For many of my colleagues, emails to studios now go unanswered. Invitations are scarce and the same Black journalists and journalists of color who appeared to be indispensable are now ghosted on everything from screenings to moderating to junket invites (virtual or in-person).
This is a rally call to inspire some real action instead of cyclical and lasting lip service. Let’s keep it real, I’ll be the first one to say that you are not going to get confirmed for every interview, junket, screening, etc. ... that’s just the way it is.
However, now that I have made my case for the digital community of color, let’s explore the flip side. After all, there are two sides to every story.
It becomes problematic for publicists when they have to hunt you down for your appointed junket time or coverage plans of the content you have been allowed to have access to. It’s a game changer when the approved journalists don’t adhere to embargoes or leak info about early screenings on Twitter when told to keep it under your hat. Not to mention streaming from your bed, car or some other location where connectivity issues can prevail and derail timing.
A very wise woman told me that the relationship between journalists, studios, producers, and public relations is reduced to something very simple--K.L.T. (Know. Like. Trust.) Why? Because, now you have proven yourself professional to the folks who vouched for you and they know that their rep won’t be at risk when you are approved.

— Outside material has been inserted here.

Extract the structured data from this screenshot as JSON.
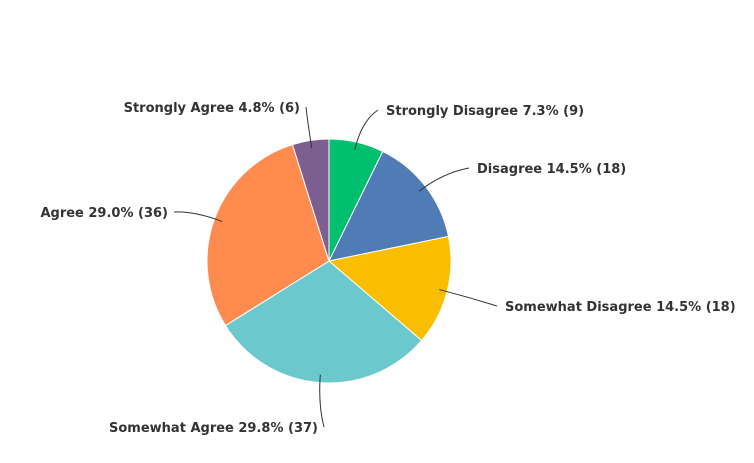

How do we find a reasonable solution to satisfy both sides? We continue to hold each other accountable without disdain or vitriol, while making it all a teachable moment to move forward in agreement. Or freelance journalists can form a union to stand up for their rights just like every other branch in the entertainment industry (ie DGA, PGA, SAG-AFTRA, CSA, etc.). Whatever the solution, it won’t be easy, but something worth fighting for never is. If it were easy, everyone would do it. Let’s move and groove together as we need each other to shed light on the art of cinema, television, etc. Let’s stop the inbred fighting, gossiping, clenching of teeth and fists to move forward in light, positivity, and support on all sides of the issue. It is only at that point that true change will begin molding and taking the shape of journalistic justice in all forms of digital and electronic media.
At least that’s what I dream it could be.